Our proposed refinement also identified the need for a rating scale, but included a modified Delphi technique to reach consensus [23]. We chose a 20-point numerical scale to approximate a continuous scale. This permitted easier, more accurate and more stable coding of the response using e-mail. A VAS with measurement is appropriate when standardized in pen and paper format rather than e-mail, which distorts the dimensions. We also used extreme anchor points, 1 to 20, to discourage rating the domains beyond the numbers provided. Moreover, Likert scales have increased reliability with up to 11 steps, 7 steps being the minimum. Therefore, the scale we used was most sensitive to capture inter-individual differences to better target our discussions. This may be one reason why the spider graphs do not reach the extremes, but it is also possible that the raters appreciated that elements existed in each dimension to prevent an extreme rating. Use of the iterative technique provided a sound basis for discussing the intricacies of the trial design and allowed individuals to provide viewpoints anonymously and then offer their opinions during face-to-face meetings.

Taken together, these examples demonstrate that depending on the purpose of the application of the PRECIS tool (study evaluation versus study design), different scales and methods may need to be used to rate studies. However, our method may be particularly helpful to trialists to ensure common understanding of a study design when working in teams with disparate expertise. Therefore, other investigative teams may find these approaches helpful.

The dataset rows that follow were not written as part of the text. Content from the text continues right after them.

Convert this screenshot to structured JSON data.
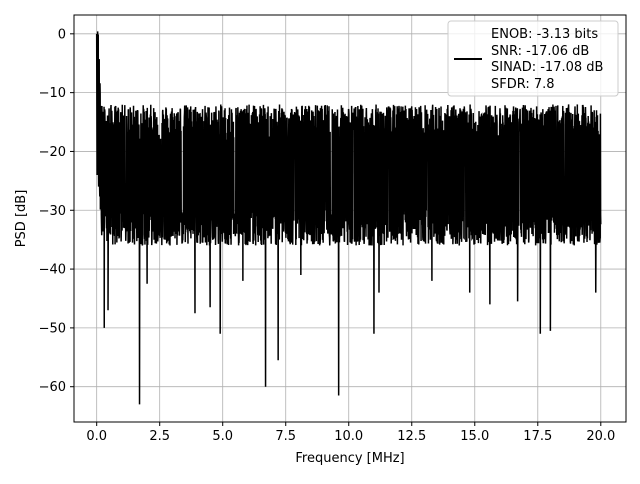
{
  "chart_data": {
    "type": "line",
    "title": "",
    "xlabel": "Frequency [MHz]",
    "ylabel": "PSD [dB]",
    "xlim": [
      -0.9,
      21.0
    ],
    "ylim": [
      -66.0,
      3.2
    ],
    "x_ticks": [
      0.0,
      2.5,
      5.0,
      7.5,
      10.0,
      12.5,
      15.0,
      17.5,
      20.0
    ],
    "x_tick_labels": [
      "0.0",
      "2.5",
      "5.0",
      "7.5",
      "10.0",
      "12.5",
      "15.0",
      "17.5",
      "20.0"
    ],
    "y_ticks": [
      0,
      -10,
      -20,
      -30,
      -40,
      -50,
      -60
    ],
    "y_tick_labels": [
      "0",
      "−10",
      "−20",
      "−30",
      "−40",
      "−50",
      "−60"
    ],
    "grid": true,
    "legend_position": "top-right",
    "series": [
      {
        "color": "#000000",
        "x_range": [
          0.0,
          20.0
        ],
        "noise_floor_db": -23.5,
        "noise_band_db": [
          -34,
          -14
        ],
        "peak": {
          "x": 0.0,
          "y": 0.0
        },
        "notches": [
          {
            "x": 0.3,
            "y": -50.0
          },
          {
            "x": 0.45,
            "y": -47.0
          },
          {
            "x": 1.7,
            "y": -63.0
          },
          {
            "x": 2.0,
            "y": -42.5
          },
          {
            "x": 3.9,
            "y": -47.5
          },
          {
            "x": 4.5,
            "y": -46.5
          },
          {
            "x": 4.9,
            "y": -51.0
          },
          {
            "x": 5.8,
            "y": -42.0
          },
          {
            "x": 6.7,
            "y": -60.0
          },
          {
            "x": 7.2,
            "y": -55.5
          },
          {
            "x": 8.1,
            "y": -41.0
          },
          {
            "x": 9.6,
            "y": -61.5
          },
          {
            "x": 11.0,
            "y": -51.0
          },
          {
            "x": 11.2,
            "y": -44.0
          },
          {
            "x": 13.3,
            "y": -42.0
          },
          {
            "x": 14.8,
            "y": -44.0
          },
          {
            "x": 15.6,
            "y": -46.0
          },
          {
            "x": 16.7,
            "y": -45.5
          },
          {
            "x": 17.6,
            "y": -51.0
          },
          {
            "x": 18.0,
            "y": -50.5
          },
          {
            "x": 19.8,
            "y": -44.0
          }
        ]
      }
    ],
    "legend": {
      "lines": [
        "ENOB: -3.13 bits",
        "SNR: -17.06 dB",
        "SINAD: -17.08 dB",
        "SFDR: 7.8"
      ]
    }
  }
}
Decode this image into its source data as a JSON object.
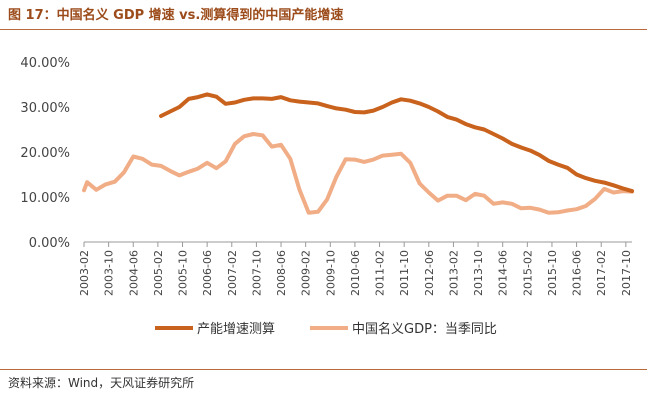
{
  "header": {
    "title": "图 17：中国名义 GDP 增速 vs.测算得到的中国产能增速"
  },
  "footer": {
    "source": "资料来源：Wind，天风证券研究所"
  },
  "chart_data": {
    "type": "line",
    "title": "图 17：中国名义 GDP 增速 vs.测算得到的中国产能增速",
    "xlabel": "",
    "ylabel": "",
    "ylim": [
      0,
      40
    ],
    "y_ticks": [
      "0.00%",
      "10.00%",
      "20.00%",
      "30.00%",
      "40.00%"
    ],
    "grid": false,
    "legend_position": "bottom",
    "x_tick_labels": [
      "2003-02",
      "2003-10",
      "2004-06",
      "2005-02",
      "2005-10",
      "2006-06",
      "2007-02",
      "2007-10",
      "2008-06",
      "2009-02",
      "2009-10",
      "2010-06",
      "2011-02",
      "2011-10",
      "2012-06",
      "2013-02",
      "2013-10",
      "2014-06",
      "2015-02",
      "2015-10",
      "2016-06",
      "2017-02",
      "2017-10"
    ],
    "x_start": "2003-02",
    "x_end": "2017-12",
    "colors": {
      "capacity": "#c9621c",
      "gdp": "#f0ad86",
      "axis": "#999999"
    },
    "series": [
      {
        "name": "产能增速测算",
        "color": "#c9621c",
        "points": [
          [
            "2005-03",
            28.0
          ],
          [
            "2005-06",
            29.0
          ],
          [
            "2005-09",
            30.0
          ],
          [
            "2005-12",
            31.8
          ],
          [
            "2006-03",
            32.2
          ],
          [
            "2006-06",
            32.8
          ],
          [
            "2006-09",
            32.3
          ],
          [
            "2006-12",
            30.7
          ],
          [
            "2007-03",
            31.0
          ],
          [
            "2007-06",
            31.6
          ],
          [
            "2007-09",
            31.9
          ],
          [
            "2007-12",
            31.9
          ],
          [
            "2008-03",
            31.8
          ],
          [
            "2008-06",
            32.2
          ],
          [
            "2008-09",
            31.5
          ],
          [
            "2008-12",
            31.2
          ],
          [
            "2009-03",
            31.0
          ],
          [
            "2009-06",
            30.8
          ],
          [
            "2009-09",
            30.2
          ],
          [
            "2009-12",
            29.7
          ],
          [
            "2010-03",
            29.4
          ],
          [
            "2010-06",
            28.9
          ],
          [
            "2010-09",
            28.8
          ],
          [
            "2010-12",
            29.2
          ],
          [
            "2011-03",
            30.0
          ],
          [
            "2011-06",
            31.0
          ],
          [
            "2011-09",
            31.7
          ],
          [
            "2011-12",
            31.4
          ],
          [
            "2012-03",
            30.8
          ],
          [
            "2012-06",
            30.0
          ],
          [
            "2012-09",
            29.0
          ],
          [
            "2012-12",
            27.8
          ],
          [
            "2013-03",
            27.2
          ],
          [
            "2013-06",
            26.2
          ],
          [
            "2013-09",
            25.5
          ],
          [
            "2013-12",
            25.0
          ],
          [
            "2014-03",
            24.0
          ],
          [
            "2014-06",
            23.0
          ],
          [
            "2014-09",
            21.8
          ],
          [
            "2014-12",
            21.0
          ],
          [
            "2015-03",
            20.3
          ],
          [
            "2015-06",
            19.3
          ],
          [
            "2015-09",
            18.0
          ],
          [
            "2015-12",
            17.2
          ],
          [
            "2016-03",
            16.5
          ],
          [
            "2016-06",
            15.0
          ],
          [
            "2016-09",
            14.2
          ],
          [
            "2016-12",
            13.6
          ],
          [
            "2017-03",
            13.2
          ],
          [
            "2017-06",
            12.6
          ],
          [
            "2017-09",
            11.9
          ],
          [
            "2017-12",
            11.3
          ]
        ]
      },
      {
        "name": "中国名义GDP：当季同比",
        "color": "#f0ad86",
        "points": [
          [
            "2003-02",
            11.5
          ],
          [
            "2003-03",
            13.3
          ],
          [
            "2003-06",
            11.6
          ],
          [
            "2003-09",
            12.8
          ],
          [
            "2003-12",
            13.4
          ],
          [
            "2004-03",
            15.5
          ],
          [
            "2004-06",
            19.0
          ],
          [
            "2004-09",
            18.5
          ],
          [
            "2004-12",
            17.2
          ],
          [
            "2005-03",
            16.9
          ],
          [
            "2005-06",
            15.8
          ],
          [
            "2005-09",
            14.8
          ],
          [
            "2005-12",
            15.6
          ],
          [
            "2006-03",
            16.3
          ],
          [
            "2006-06",
            17.6
          ],
          [
            "2006-09",
            16.4
          ],
          [
            "2006-12",
            17.9
          ],
          [
            "2007-03",
            21.8
          ],
          [
            "2007-06",
            23.5
          ],
          [
            "2007-09",
            24.0
          ],
          [
            "2007-12",
            23.7
          ],
          [
            "2008-03",
            21.2
          ],
          [
            "2008-06",
            21.6
          ],
          [
            "2008-09",
            18.5
          ],
          [
            "2008-12",
            11.6
          ],
          [
            "2009-03",
            6.5
          ],
          [
            "2009-06",
            6.7
          ],
          [
            "2009-09",
            9.5
          ],
          [
            "2009-12",
            14.5
          ],
          [
            "2010-03",
            18.4
          ],
          [
            "2010-06",
            18.3
          ],
          [
            "2010-09",
            17.8
          ],
          [
            "2010-12",
            18.3
          ],
          [
            "2011-03",
            19.2
          ],
          [
            "2011-06",
            19.4
          ],
          [
            "2011-09",
            19.6
          ],
          [
            "2011-12",
            17.6
          ],
          [
            "2012-03",
            13.0
          ],
          [
            "2012-06",
            11.0
          ],
          [
            "2012-09",
            9.2
          ],
          [
            "2012-12",
            10.3
          ],
          [
            "2013-03",
            10.3
          ],
          [
            "2013-06",
            9.3
          ],
          [
            "2013-09",
            10.7
          ],
          [
            "2013-12",
            10.3
          ],
          [
            "2014-03",
            8.5
          ],
          [
            "2014-06",
            8.8
          ],
          [
            "2014-09",
            8.5
          ],
          [
            "2014-12",
            7.5
          ],
          [
            "2015-03",
            7.6
          ],
          [
            "2015-06",
            7.2
          ],
          [
            "2015-09",
            6.5
          ],
          [
            "2015-12",
            6.6
          ],
          [
            "2016-03",
            7.0
          ],
          [
            "2016-06",
            7.3
          ],
          [
            "2016-09",
            8.0
          ],
          [
            "2016-12",
            9.6
          ],
          [
            "2017-03",
            11.8
          ],
          [
            "2017-06",
            11.0
          ],
          [
            "2017-09",
            11.3
          ],
          [
            "2017-12",
            11.2
          ]
        ]
      }
    ]
  }
}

The multidimensional PRECIS tool can be implemented easily by investigators and represents a major advance in the design and evaluation of clinical trials that inform practice, as demonstrated by our own experience and that of others. All clinical trialists need to make compromises in their design due to a variety of practical factors that affect the conduct of a large study. Collaborative research by a team requires consensus on study design to ensure the methods are appropriate to answer the study question. Methods to evaluate study design and reach consensus are needed to ensure that disparate views and perspectives can be reconciled so that the best possible course of action is adopted.

Although most agree that the 10 dimensions are necessary to understand the explanatory–pragmatic continuum, numerical scales run the risk of dichotomously classifying the study and we did not provide a composite score for the study. This required a qualitative approach. Therefore, a more structured process using the Delphi technique that we employed, or a similar nominal group technique used by Riddle et al. [17], allowed a more democratic process of consensus among the investigators, who hailed from different disciplines and institutions. This process may be helpful to investigators during the design stage of a multicentre collaborative study to resolve disagreements and assist in reaching a common understanding of the design of the study.

Conclusions

The PRECIS tool may be applicable across a variety of health-related studies to help investigators design trials most appropriate to their study question and hypothesis. Moreover, clinicians, study reviewers, policy makers and the so-called post-regulatory decision-makers can use this tool to determine if a study has generalizability to the populations of interest and the level of reasonable effectiveness that can be expected in different ecological settings versus those in explanatory trials. In these situations, simpler rating systems as described by others might be adequate to achieve the desired outcome.